À Yaoundé le 3 juin dernier, les acteurs et autres ont plaidé pour son insertion dans divers secteurs, notamment celui de l’entrepreneuriat.
«La bataille du développement dans l’ordre mondial se joue davantage sur le terrain de la science, du savoir et des technologies en somme de la propriété intellectuelle». Prononcés ce 3 juin 2024, ces mots sont de Denis Bohoussou. Le directeur général de l’Organisation africaine de la propriété intellectuelle (OAPI) s’exprime au cours d’une conférence-débat, placée sous le thème «l’intégration de la propriété intellectuelle dans les stratégies de développement». Aux premières loges, Daren Tang, directeur général de l’Organisation mondiale de la propriété intellectuelle, en séjour au Cameroun. À ses côtés, quelques membres du gouvernement ainsi que le directeur général de l’OAPI, par ailleurs modérateur.

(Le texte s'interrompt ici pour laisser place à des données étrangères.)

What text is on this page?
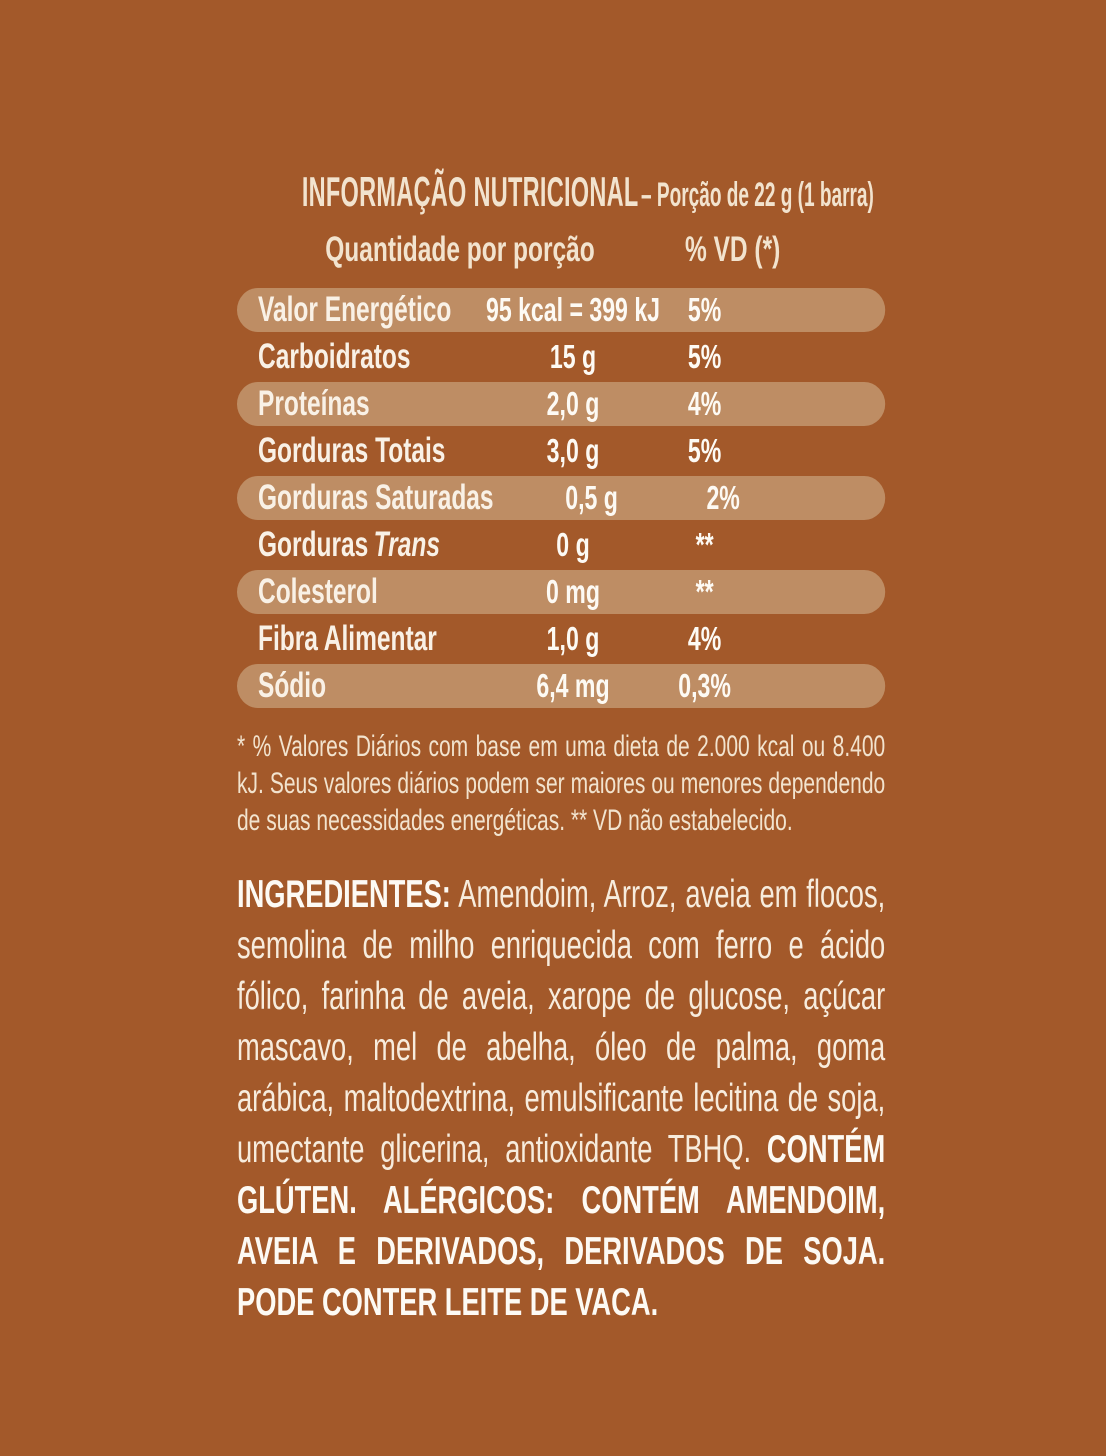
INFORMAÇÃO NUTRICIONAL – Porção de 22 g (1 barra)
Quantidade por porção	% VD (*)
Valor Energético	95 kcal = 399 kJ 5%
Carboidratos	15 g	5%
Proteínas	2,0 g	4%
Gorduras Totais	3,0 g	5%
Gorduras Saturadas	0,5 g	2%
Gorduras Trans	0 g	**
Colesterol	0 mg	**
Fibra Alimentar	1,0 g	4%
Sódio	6,4 mg	0,3%

* % Valores Diários com base em uma dieta de 2.000 kcal ou 8.400 kJ. Seus valores diários podem ser maiores ou menores dependendo de suas necessidades energéticas. ** VD não estabelecido.

INGREDIENTES: Amendoim, Arroz, aveia em flocos, semolina de milho enriquecida com ferro e ácido fólico, farinha de aveia, xarope de glucose, açúcar mascavo, mel de abelha, óleo de palma, goma arábica, maltodextrina, emulsificante lecitina de soja, umectante glicerina, antioxidante TBHQ. CONTÉM GLÚTEN. ALÉRGICOS: CONTÉM AMENDOIM, AVEIA E DERIVADOS, DERIVADOS DE SOJA. PODE CONTER LEITE DE VACA.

Objectif, échanger avec les pays africains sur l’usage de la propriété intellectuelle dans le développement du continent.
Selon le patron de l’OMPI, «dans la plupart des pays, ce sont les PME qui portent l’économie, à près de 90%. C’est le cas au Cameroun et même ailleurs. Et la plupart de ces PME ne comprennent pas comment la propriété intellectuelle peut faire partie de leurs activités». En réalité, apprend-on, la propriété intellectuelle est encore perçue comme un privilège réservé uniquement aux grandes entreprises ou à un certain type de secteurs d’activités et produits. Pourtant, «il n’est pas toujours nécessaire de breveter un produit ou un service, mais il faudrait par contre avoir une marque. Par exemple, on pourrait vendre le Ndolé en Tunisie, à Paris et ailleurs, et si on ne protège pas sa marque, il y a péril», explique le directeur général de l’OMPI.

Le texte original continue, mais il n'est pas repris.